Four Weddings and a Funeral
Hard-to-follow drama about posh people who have lots of things to go to in a row, but fortunately have loads of suits and frocks anyway, so nothing’s in the cleaners, and it’s not really a problem. Looked it up and apparently it’s actually three weddings and a funeral and then another wedding, which makes it a bit easier to follow.

The Cannonball Run
Only seen the end. Which was brilliant. On one side of the screen is a poem made out of people’s names, and on the other side of the screen is a sort of You’ve Been Framed with sex offenders. I should make clear I don’t know who any of them are in the clips, and they’re probably not sex offenders, but it was the 1970s and we’ve learned not to make assumptions.

Citizen Kane
Black and white.

Nuns on the Run
If you’ve seen The Sound of Music or Sister Act, you’ll know how annoying it is when a nun starts singing in a film, because it holds up the story, and the nun never gets to do a good bit like push Alan Rickman off a ledge or fight dinosaurs. This is an interesting film because it has no singing in it, but it also doesn’t have any good bits, so maybe it just proves that nuns and films don’t mix. A warning from God.

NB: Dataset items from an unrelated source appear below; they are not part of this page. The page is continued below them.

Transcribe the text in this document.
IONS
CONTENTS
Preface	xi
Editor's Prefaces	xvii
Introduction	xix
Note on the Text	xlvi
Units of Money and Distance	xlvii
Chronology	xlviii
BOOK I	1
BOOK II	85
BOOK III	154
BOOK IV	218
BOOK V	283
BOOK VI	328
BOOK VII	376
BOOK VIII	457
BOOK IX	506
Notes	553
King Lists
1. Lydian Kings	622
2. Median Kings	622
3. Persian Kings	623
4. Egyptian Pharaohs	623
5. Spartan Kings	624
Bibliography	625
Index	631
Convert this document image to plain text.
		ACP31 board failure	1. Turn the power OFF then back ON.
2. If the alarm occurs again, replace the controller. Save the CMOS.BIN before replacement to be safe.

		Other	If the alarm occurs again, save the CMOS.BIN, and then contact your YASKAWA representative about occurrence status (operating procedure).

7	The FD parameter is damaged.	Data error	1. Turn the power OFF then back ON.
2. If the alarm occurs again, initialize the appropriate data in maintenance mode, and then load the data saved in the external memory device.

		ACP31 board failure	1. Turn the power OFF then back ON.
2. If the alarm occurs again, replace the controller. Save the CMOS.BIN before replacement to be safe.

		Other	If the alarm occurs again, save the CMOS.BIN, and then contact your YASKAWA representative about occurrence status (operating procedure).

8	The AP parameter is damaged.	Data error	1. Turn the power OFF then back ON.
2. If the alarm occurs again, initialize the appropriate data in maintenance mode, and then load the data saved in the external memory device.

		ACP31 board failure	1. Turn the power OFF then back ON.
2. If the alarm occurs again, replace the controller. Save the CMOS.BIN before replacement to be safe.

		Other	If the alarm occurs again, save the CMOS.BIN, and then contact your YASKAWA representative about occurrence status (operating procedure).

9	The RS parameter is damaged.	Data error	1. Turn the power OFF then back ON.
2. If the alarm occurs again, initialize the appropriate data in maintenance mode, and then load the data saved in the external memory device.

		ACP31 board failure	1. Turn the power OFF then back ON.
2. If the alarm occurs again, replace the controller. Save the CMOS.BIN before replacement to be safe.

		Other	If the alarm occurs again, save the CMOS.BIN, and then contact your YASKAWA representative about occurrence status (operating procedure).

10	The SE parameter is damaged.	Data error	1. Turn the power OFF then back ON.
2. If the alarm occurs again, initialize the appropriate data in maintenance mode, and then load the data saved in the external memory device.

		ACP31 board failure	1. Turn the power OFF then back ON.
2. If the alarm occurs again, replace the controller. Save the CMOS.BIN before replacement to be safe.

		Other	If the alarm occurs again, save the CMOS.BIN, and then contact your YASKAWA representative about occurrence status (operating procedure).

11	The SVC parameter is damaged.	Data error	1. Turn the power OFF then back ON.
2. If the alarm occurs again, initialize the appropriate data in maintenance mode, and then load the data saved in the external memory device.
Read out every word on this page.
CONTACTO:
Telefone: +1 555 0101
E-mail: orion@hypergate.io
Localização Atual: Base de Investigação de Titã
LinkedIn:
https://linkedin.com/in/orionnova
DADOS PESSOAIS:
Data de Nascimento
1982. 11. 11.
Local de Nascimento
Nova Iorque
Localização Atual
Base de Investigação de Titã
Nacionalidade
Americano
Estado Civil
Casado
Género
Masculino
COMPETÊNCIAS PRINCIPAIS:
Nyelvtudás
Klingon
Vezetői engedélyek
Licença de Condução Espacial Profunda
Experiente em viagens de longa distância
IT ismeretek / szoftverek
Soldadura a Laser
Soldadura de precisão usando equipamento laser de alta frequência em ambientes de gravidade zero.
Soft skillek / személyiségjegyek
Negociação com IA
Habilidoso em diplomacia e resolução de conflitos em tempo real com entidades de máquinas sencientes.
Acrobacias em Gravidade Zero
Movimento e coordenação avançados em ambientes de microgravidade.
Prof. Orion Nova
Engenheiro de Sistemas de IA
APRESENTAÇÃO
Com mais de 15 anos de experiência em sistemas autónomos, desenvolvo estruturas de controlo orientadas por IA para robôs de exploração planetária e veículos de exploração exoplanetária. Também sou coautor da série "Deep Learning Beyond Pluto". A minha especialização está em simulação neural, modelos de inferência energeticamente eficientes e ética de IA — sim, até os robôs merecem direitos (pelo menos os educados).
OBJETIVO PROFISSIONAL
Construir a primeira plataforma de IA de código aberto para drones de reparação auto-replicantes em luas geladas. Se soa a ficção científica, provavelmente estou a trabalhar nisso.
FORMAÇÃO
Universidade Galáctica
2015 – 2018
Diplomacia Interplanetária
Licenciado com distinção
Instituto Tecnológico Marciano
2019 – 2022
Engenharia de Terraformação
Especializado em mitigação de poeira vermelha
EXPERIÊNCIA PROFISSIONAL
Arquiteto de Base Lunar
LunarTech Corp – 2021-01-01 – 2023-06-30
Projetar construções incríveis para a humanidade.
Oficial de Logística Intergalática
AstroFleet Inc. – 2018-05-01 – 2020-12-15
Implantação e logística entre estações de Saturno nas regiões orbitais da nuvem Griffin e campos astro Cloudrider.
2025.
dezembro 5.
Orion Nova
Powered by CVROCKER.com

Star Wars 2: Star Wars Strikes Back
If you’ve seen the first one, The Star Wars Menace, this probably makes sense, but someone told me that one was hopeless, so fuck that, and I’ve gone straight in at what they say is the best one, and it’s not. For a start, Fozzie Bear is really old in this one, and doesn’t do any jokes, and they’ve given him Kermit’s face by mistake. So someone really isn’t paying attention. It ends really weird, with this Jeremy Kyle bit about who’s whose dad, and then he falls down a hole, and they catch him and that’s meant to be the end, even though they don’t say what happens to any of them. They should do one of those bits at the end they sometimes do with old photos and some words that say which ones went to prison and who died. That or outtakes, like in The Cannonball Run.

The Exorcist
Not seen it.

Cannonball Run II
Not seen it.

Manon Des Sources
Foreign. Not seen it.

Ice Age 3: The Nut Job
Cartoon. Not seen it.

The Braun Elegance Hair Straighteners Demonstration Video
Seen this loads. Hard to talk about without spoilers, but well worth getting a copy. It’s never on at the cinema, but I found mine on video cassette down Barnardo’s. It’s my favourite film apart from Norbit.

Norbit
No. Hang about. Not Norbit. I’m thinking of Big Momma’s House. Not seen it.

Big Momma’s House
Pretty good film.

Edward Penishands
This is dead, dead good. Avoid the remake.